Les JO ce sont d'énormes efforts financiers, un long travail de lobbying puis d'organisation. Tout cela pour seulement deux semaines de sport...

Sebastian Coe : Je pense que c'est le le bon tempo. Bien sûr c'est un défi important à relever. Il ne faut pas oublier que c'est l'équivalent de 26 championnats du monde pour autant de disciplines différentes. Mais deux semaines reste la période de temps idéale. Bien sûr cela induit de la dextérité dans l'organisation, une capacité à se concentrer sur certains éléments clefs. Il s'agit aussi de réduire l'écart temporel entre les Jeux olympiques et les Jeux paralympiques, pour maintenir l'enthousiasme qui né lors des premiers pour les seconds. Sous notre impulsion il a été ramené à 10 jours pour Londres.

Dans quelle mesure faut-il intégrer de nouvelles disciplines, pour être en phase avec la société ?

SC : Il faut suivre les tendances du marché. Tout un respectant un certain équilibre avec un attachement résolu à l'histoire et aux traditions du mouvement olympique. Il ne s'agit pas d'abandonner certains sports par ce que ils ne sont pas attractifs pour les jeunes générations. Les nouveaux sports, attrayants pour les plus jeunes, doivent réfléchir eux à comment ils peuvent s'intégrer à l'olympisme. Car il est important d'introduire de nouvelles disciplines, si l'occasion se présente. Le BMX en est un bon exemple (discipline olympique depuis 2008 à Pékin, ndlr) tout comme les Jeux olympiques d'hiver de Vancouver en 2010. Regardez comme ils ont su adapter, modifier et ajouter de nouveaux concepts sportifs. J'en suis ravis.

De quoi a besoin d'une ville pour être olympique ?
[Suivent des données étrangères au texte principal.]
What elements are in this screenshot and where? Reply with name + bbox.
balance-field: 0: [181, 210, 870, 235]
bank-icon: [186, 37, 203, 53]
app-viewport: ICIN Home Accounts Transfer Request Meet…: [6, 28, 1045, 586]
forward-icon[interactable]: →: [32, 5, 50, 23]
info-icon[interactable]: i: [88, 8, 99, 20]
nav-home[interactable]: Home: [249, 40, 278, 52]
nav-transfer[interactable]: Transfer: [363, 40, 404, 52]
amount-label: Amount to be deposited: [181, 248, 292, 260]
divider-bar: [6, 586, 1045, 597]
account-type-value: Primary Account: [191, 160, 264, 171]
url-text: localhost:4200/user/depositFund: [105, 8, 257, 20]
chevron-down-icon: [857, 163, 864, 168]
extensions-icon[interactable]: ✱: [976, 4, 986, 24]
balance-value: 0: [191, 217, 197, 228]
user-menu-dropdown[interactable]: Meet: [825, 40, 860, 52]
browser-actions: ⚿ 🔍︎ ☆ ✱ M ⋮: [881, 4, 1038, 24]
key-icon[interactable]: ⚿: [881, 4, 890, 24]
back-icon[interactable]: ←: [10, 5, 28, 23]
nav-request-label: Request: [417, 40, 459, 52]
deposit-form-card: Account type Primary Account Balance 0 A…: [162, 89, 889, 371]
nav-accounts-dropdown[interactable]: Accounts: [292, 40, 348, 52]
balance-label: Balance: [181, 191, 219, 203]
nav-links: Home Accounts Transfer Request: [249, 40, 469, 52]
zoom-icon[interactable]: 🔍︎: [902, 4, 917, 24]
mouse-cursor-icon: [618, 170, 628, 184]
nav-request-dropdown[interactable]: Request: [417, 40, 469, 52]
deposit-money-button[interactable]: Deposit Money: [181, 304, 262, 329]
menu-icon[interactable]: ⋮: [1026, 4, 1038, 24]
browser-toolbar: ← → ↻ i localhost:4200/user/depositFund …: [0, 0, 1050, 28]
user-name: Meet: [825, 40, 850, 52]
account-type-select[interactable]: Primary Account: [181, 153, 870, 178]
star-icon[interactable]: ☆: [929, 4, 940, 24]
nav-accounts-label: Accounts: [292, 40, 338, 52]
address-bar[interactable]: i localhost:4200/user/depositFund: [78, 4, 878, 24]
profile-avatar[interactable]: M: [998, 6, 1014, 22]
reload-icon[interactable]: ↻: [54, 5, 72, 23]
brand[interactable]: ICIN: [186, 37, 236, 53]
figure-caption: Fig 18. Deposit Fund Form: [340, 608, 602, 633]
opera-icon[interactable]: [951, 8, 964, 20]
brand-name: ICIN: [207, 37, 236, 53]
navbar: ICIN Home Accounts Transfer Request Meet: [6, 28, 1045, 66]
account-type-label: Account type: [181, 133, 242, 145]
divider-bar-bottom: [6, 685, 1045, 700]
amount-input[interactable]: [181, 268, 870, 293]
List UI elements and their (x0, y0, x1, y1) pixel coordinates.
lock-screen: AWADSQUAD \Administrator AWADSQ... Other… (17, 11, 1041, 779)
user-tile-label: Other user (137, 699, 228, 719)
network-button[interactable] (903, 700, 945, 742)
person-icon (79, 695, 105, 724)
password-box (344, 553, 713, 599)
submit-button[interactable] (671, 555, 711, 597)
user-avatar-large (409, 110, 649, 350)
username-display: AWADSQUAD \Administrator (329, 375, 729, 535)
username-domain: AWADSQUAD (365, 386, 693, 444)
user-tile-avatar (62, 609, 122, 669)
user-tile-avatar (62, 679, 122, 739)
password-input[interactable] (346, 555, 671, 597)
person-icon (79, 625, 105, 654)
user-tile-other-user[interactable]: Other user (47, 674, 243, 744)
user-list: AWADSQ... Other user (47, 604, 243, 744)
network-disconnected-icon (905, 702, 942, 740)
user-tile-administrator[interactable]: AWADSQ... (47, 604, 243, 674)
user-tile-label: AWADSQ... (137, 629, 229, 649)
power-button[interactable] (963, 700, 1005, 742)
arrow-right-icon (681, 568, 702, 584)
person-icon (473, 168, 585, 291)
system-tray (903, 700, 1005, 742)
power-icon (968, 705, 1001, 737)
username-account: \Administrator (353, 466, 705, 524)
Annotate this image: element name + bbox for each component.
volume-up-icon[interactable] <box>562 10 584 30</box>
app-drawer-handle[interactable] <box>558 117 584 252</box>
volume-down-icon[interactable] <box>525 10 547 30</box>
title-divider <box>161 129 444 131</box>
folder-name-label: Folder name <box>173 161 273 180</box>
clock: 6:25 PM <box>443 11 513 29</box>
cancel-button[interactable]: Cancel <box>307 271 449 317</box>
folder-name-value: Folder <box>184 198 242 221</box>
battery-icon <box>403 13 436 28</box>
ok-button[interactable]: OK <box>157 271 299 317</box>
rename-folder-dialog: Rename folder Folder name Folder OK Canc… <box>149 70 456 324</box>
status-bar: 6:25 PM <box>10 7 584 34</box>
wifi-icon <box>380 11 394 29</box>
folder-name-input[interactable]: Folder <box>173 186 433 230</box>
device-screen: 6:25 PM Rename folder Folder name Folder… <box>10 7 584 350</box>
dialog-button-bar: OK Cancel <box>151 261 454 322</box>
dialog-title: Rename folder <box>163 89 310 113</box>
SC :D'une certaine cohérence dans la narration de son histoire. Il ne s'agit pas seulement de savoir comment une ville va organiser les JO mais pourquoi. Quel héritage à long terme ? Le Comité international olympique fonde ces décisions pour sur le principe suivant : la bonne ville au bon moment. Le CIO ne juge pas simplement de la capacité à remplir les critères qu'il impose. Les villes sont choisies car elles correspondent à une période donnée. Parfois se sont des paris risqués sur l’avenir. Regardez les jeux de Moscou en 1980, je pense que cela a été la genèse de nombreux changements dans un pays reconnu par même pas la moitié du monde à l'époque (52 nations dont les États-Unis avaient boycotté les JO cette année là, ndlr). Pékin en 2008, Sydney en 2000... le CIO fait les bons choix.

Mais votre succès partagé avec Tony Blair pour l'attribution des Jeux d'été de 2012 à Londres est tout de même basé sur un lobbying effréné auprès des membres du CIO...

SC : Mais c'est important ! Le Comité international olympique a besoin de savoir qu'il existe un soutien politique à la candidature d'une ville et par soutien politique je ne parle seulement de celui des partis ou du gouvernement en place. Dans le cas de Londres, lorsque les membres du CIO sont venus au 10 Downing Street, ils n'ont pas simplement rencontré le Premier ministre britannique, ils ont rencontre le leadership politique qu'incarnait le Royaume-Uni.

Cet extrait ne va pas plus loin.